Complication rates between patch materials
Rates of significant perioperative complications were minimal in our study and largely consistent with the existing literature.9,31 Interestingly, none of the three patients with bleeding complications occurred with PTFE patches and, although bovine pericardium is hypothesised to be more resistant to infection than prosthetic patches, it was the only material to result in serious infective complications in this cohort.
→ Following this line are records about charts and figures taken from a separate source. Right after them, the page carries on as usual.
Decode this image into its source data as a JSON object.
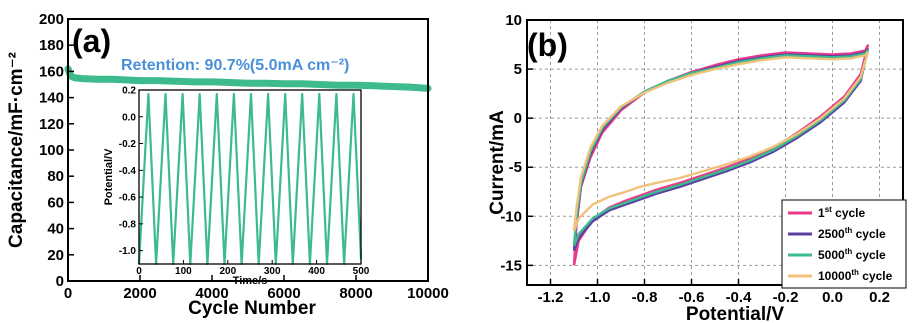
{
  "chart_data": [
    {
      "type": "scatter",
      "panel_label": "(a)",
      "annotation": "Retention: 90.7%(5.0mA cm⁻²)",
      "xlabel": "Cycle Number",
      "ylabel": "Capacitance/mF·cm⁻²",
      "xlim": [
        0,
        10000
      ],
      "ylim": [
        0,
        200
      ],
      "xticks": [
        "0",
        "2000",
        "4000",
        "6000",
        "8000",
        "10000"
      ],
      "yticks": [
        "0",
        "20",
        "40",
        "60",
        "80",
        "100",
        "120",
        "140",
        "160",
        "180",
        "200"
      ],
      "series": [
        {
          "color": "#3dbb8c",
          "x": [
            0,
            50,
            100,
            200,
            400,
            800,
            1200,
            1600,
            2000,
            2500,
            3000,
            3500,
            4000,
            4500,
            5000,
            5500,
            6000,
            6500,
            7000,
            7500,
            8000,
            8500,
            9000,
            9500,
            10000
          ],
          "y": [
            162,
            158,
            156,
            155,
            154.5,
            154,
            154,
            153.5,
            153,
            153,
            152.5,
            152,
            152,
            151.5,
            151,
            151,
            150.5,
            150.5,
            150,
            149.5,
            149.5,
            149,
            148.5,
            148,
            147
          ]
        }
      ],
      "inset": {
        "type": "line",
        "xlabel": "Time/s",
        "ylabel": "Potential/V",
        "xlim": [
          0,
          500
        ],
        "ylim": [
          -1.1,
          0.2
        ],
        "xticks": [
          "0",
          "100",
          "200",
          "300",
          "400",
          "500"
        ],
        "yticks": [
          "-1.0",
          "-0.8",
          "-0.6",
          "-0.4",
          "-0.2",
          "0.0",
          "0.2"
        ],
        "color": "#3dbb8c",
        "cycles": 13,
        "period_s": 38.5,
        "v_min": -1.1,
        "v_max": 0.17
      }
    },
    {
      "type": "line",
      "panel_label": "(b)",
      "xlabel": "Potential/V",
      "ylabel": "Current/mA",
      "xlim": [
        -1.3,
        0.3
      ],
      "ylim": [
        -17,
        10
      ],
      "xticks": [
        "-1.2",
        "-1.0",
        "-0.8",
        "-0.6",
        "-0.4",
        "-0.2",
        "0.0",
        "0.2"
      ],
      "yticks": [
        "-15",
        "-10",
        "-5",
        "0",
        "5",
        "10"
      ],
      "grid": true,
      "legend_position": "bottom-right",
      "series": [
        {
          "name": "1st cycle",
          "legend_base": "1",
          "legend_sup": "st",
          "legend_tail": " cycle",
          "color": "#e8398a",
          "upper_x": [
            -1.1,
            -1.09,
            -1.07,
            -1.03,
            -0.98,
            -0.9,
            -0.8,
            -0.7,
            -0.6,
            -0.5,
            -0.4,
            -0.3,
            -0.2,
            -0.1,
            0.0,
            0.08,
            0.14,
            0.15
          ],
          "upper_y": [
            -15,
            -11,
            -7,
            -4,
            -1.5,
            0.8,
            2.6,
            3.8,
            4.7,
            5.4,
            6.0,
            6.4,
            6.7,
            6.6,
            6.5,
            6.6,
            6.9,
            7.4
          ],
          "lower_x": [
            0.15,
            0.12,
            0.05,
            -0.05,
            -0.15,
            -0.25,
            -0.35,
            -0.45,
            -0.55,
            -0.65,
            -0.75,
            -0.82,
            -0.88,
            -0.95,
            -1.02,
            -1.08,
            -1.1
          ],
          "lower_y": [
            7.4,
            4.5,
            2.2,
            0.2,
            -1.5,
            -3.0,
            -4.1,
            -5.0,
            -5.8,
            -6.6,
            -7.3,
            -7.9,
            -8.4,
            -9.1,
            -10.3,
            -12.5,
            -15
          ]
        },
        {
          "name": "2500th cycle",
          "legend_base": "2500",
          "legend_sup": "th",
          "legend_tail": " cycle",
          "color": "#5b3fa6",
          "upper_x": [
            -1.1,
            -1.09,
            -1.07,
            -1.03,
            -0.98,
            -0.9,
            -0.8,
            -0.7,
            -0.6,
            -0.5,
            -0.4,
            -0.3,
            -0.2,
            -0.1,
            0.0,
            0.08,
            0.14,
            0.15
          ],
          "upper_y": [
            -13.5,
            -10.5,
            -6.8,
            -3.6,
            -1.2,
            1.0,
            2.7,
            3.8,
            4.6,
            5.2,
            5.8,
            6.2,
            6.5,
            6.4,
            6.3,
            6.4,
            6.7,
            7.0
          ],
          "lower_x": [
            0.15,
            0.12,
            0.05,
            -0.05,
            -0.15,
            -0.25,
            -0.35,
            -0.45,
            -0.55,
            -0.65,
            -0.75,
            -0.82,
            -0.88,
            -0.95,
            -1.02,
            -1.08,
            -1.1
          ],
          "lower_y": [
            7.0,
            3.8,
            1.6,
            -0.4,
            -2.0,
            -3.4,
            -4.5,
            -5.4,
            -6.2,
            -7.0,
            -7.7,
            -8.3,
            -8.8,
            -9.4,
            -10.5,
            -12.2,
            -13.5
          ]
        },
        {
          "name": "5000th cycle",
          "legend_base": "5000",
          "legend_sup": "th",
          "legend_tail": " cycle",
          "color": "#3dbb8c",
          "upper_x": [
            -1.1,
            -1.09,
            -1.07,
            -1.03,
            -0.98,
            -0.9,
            -0.8,
            -0.7,
            -0.6,
            -0.5,
            -0.4,
            -0.3,
            -0.2,
            -0.1,
            0.0,
            0.08,
            0.14,
            0.15
          ],
          "upper_y": [
            -13,
            -10.2,
            -6.6,
            -3.4,
            -1.0,
            1.1,
            2.7,
            3.8,
            4.6,
            5.1,
            5.7,
            6.1,
            6.4,
            6.3,
            6.2,
            6.3,
            6.6,
            6.9
          ],
          "lower_x": [
            0.15,
            0.12,
            0.05,
            -0.05,
            -0.15,
            -0.25,
            -0.35,
            -0.45,
            -0.55,
            -0.65,
            -0.75,
            -0.82,
            -0.88,
            -0.95,
            -1.02,
            -1.08,
            -1.1
          ],
          "lower_y": [
            6.9,
            4.0,
            1.8,
            -0.2,
            -1.8,
            -3.2,
            -4.3,
            -5.2,
            -6.0,
            -6.8,
            -7.5,
            -8.1,
            -8.6,
            -9.2,
            -10.2,
            -11.8,
            -13
          ]
        },
        {
          "name": "10000th cycle",
          "legend_base": "10000",
          "legend_sup": "th",
          "legend_tail": " cycle",
          "color": "#f0c27a",
          "upper_x": [
            -1.1,
            -1.09,
            -1.07,
            -1.03,
            -0.98,
            -0.9,
            -0.8,
            -0.7,
            -0.6,
            -0.5,
            -0.4,
            -0.3,
            -0.2,
            -0.1,
            0.0,
            0.08,
            0.14,
            0.15
          ],
          "upper_y": [
            -11.5,
            -9.2,
            -6.0,
            -3.0,
            -0.8,
            1.2,
            2.6,
            3.6,
            4.4,
            5.0,
            5.5,
            5.9,
            6.2,
            6.1,
            6.0,
            6.1,
            6.4,
            6.7
          ],
          "lower_x": [
            0.15,
            0.12,
            0.05,
            -0.05,
            -0.15,
            -0.25,
            -0.35,
            -0.45,
            -0.55,
            -0.65,
            -0.75,
            -0.82,
            -0.88,
            -0.95,
            -1.02,
            -1.08,
            -1.1
          ],
          "lower_y": [
            6.7,
            4.2,
            2.0,
            0.0,
            -1.6,
            -2.9,
            -3.9,
            -4.7,
            -5.4,
            -6.1,
            -6.6,
            -7.0,
            -7.5,
            -8.0,
            -8.8,
            -10.2,
            -11.5
          ]
        }
      ]
    }
  ]
}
This may be an artefact of bovine pericardium being the most frequently used patch type and unrelated to its material properties.
Study limitations
The main limitations of this study are its small size and retrospective nature. As data were not recorded prospectively with the exact needs of this study in mind, all the necessary variables were not always available in the medical records. The overall small sample size and variability of patch materials used impacts the statistical power and our ability to draw conclusive associations from the data. Furthermore, the schedule for follow-up duplex imaging was fragmented across the study period due to the lack of standardised surveillance protocol and scarce radiology resources. As the focus was biological versus synthetic, comparative outcomes between synthetic patches were deemed to be outside the scope of this study.
Conclusion
In this single-centre retrospective study of medium-term patch restenosis after CEA, proportionally more bovine patches demonstrated both >50% and >70% restenosis at five years compared with synthetic patches. Of the ten patients who developed critical restenosis, one went on to have a major ipsilateral stroke and three required high-risk re-do carotid surgery, confirming there is a clinical burden associated with this phenomenon. The results suggest bovine pericardium may be more susceptible to restenosis and infection than previously reported. While this study adds to the growing literature on different patch materials for CEA, we feel it further emphasises the need for well-designed randomised trials to investigate medium- to long-term outcomes and to determine which patch material to use.
Footnotes
This article reflects the opinions of the author(s) and should not be taken to represent the policy of the Royal College of Surgeons of England unless specifically stated.
Conflict of interest
The authors declare no conflict of interest and received no funding for this study.